Wednesday, March 09, 2016

The Liveship Traders Trilogy by Robin Hobb

I have read a Robin Hobb book occasionally here and there and I have enjoyed them, but when I started reading Ship of Magic, I just couldn't put it down.

In this trilogy (Ship of Magic, The Mad Ship, and Ship of Destiny, in order), you are introduced to a world in which certain watercraft "quicken" and take on human-like characteristics, including being able to talk and help in their own navigation and sailing.  These ships become the centerpieces for a world on the brink of war and major cultural shifts in trading, slavery, and gender norms.

These books were published in the late 1990s/early 2000s, but they are so smart if you read them as a critique of the contemporary political climate. It's mind boggling that many Americans don't look at the history of immigration in the United States and see that building a wall or rounding up "illegals" or stopping people of a certain religions from entering the country is just repeating ridiculous strategies that have been used, to no good ends, in the history of the nation. Yes, let's put all our indigenous peoples into restricted lands with tribes they've historically warred with, give them no assistance, and see what happens. Let's round up all the people who "look like" our enemy and hold them in concentration camps and see what happens. Let's send millions of people out of the country and see what happens.

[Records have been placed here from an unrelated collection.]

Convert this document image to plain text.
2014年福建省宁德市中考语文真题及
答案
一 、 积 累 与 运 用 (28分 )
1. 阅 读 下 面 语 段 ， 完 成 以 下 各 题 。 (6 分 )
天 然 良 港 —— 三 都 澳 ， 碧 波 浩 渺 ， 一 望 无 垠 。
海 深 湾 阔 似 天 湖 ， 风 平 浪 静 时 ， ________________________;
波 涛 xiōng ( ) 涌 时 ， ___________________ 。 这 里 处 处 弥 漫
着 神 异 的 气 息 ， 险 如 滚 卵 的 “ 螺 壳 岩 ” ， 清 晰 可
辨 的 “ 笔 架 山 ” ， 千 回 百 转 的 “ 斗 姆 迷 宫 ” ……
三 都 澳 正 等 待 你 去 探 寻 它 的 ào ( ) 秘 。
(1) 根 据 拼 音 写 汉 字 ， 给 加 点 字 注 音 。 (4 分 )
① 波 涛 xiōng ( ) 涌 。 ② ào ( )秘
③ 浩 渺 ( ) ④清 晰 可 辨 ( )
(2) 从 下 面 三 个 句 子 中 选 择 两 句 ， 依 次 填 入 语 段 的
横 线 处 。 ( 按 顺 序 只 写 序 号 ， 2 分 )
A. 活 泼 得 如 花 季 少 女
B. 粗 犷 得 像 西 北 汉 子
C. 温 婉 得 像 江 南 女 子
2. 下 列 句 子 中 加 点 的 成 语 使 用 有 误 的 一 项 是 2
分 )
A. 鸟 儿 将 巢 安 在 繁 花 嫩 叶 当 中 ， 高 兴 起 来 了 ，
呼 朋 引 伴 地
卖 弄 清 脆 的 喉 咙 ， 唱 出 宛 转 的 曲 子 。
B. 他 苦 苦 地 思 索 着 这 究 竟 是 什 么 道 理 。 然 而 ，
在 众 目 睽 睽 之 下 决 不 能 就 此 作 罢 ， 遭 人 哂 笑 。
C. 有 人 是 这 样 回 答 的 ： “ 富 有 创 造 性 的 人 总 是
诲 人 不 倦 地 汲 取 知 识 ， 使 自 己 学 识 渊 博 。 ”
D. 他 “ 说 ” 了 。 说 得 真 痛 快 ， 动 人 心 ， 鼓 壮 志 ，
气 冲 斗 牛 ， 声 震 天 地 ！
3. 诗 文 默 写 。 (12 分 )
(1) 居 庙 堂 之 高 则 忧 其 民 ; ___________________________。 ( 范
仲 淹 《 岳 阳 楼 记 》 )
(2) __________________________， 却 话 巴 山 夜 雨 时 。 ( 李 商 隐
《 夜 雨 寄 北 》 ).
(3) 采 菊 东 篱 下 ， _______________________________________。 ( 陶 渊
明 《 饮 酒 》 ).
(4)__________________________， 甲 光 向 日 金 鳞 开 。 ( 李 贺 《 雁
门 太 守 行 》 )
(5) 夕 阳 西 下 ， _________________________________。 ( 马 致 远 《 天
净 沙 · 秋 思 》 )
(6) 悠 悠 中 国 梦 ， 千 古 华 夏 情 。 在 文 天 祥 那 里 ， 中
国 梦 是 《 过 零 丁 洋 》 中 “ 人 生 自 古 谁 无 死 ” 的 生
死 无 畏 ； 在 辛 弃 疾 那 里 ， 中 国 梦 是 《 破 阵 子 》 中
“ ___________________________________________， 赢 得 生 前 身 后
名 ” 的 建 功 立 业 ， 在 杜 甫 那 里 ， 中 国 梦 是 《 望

In this fantasy world, Hobb ties up all the loose ends so that you believe it will all work out.  And sometimes she gets criticized for that. But I think of it as a utopian ending to a dystopian world that gives me hope that somewhere, somehow, there's going to be a diplomatic solution to this nonsense.  But maybe we're going to need a little bit of magical help to get there.

1 comment:

  1. One of my pet peeves in criticism these days is the turn toward "no happy endings." Long ago a professor told me she believed all stories should end with some kind of hope that the situation or the world would get better. She believed that THAT is why we read fiction in particular. I don't agree that EVERY story has to end happy, but I do think the majority of them do, and I think this trend toward bleak, "realistic" fiction is disconcerting.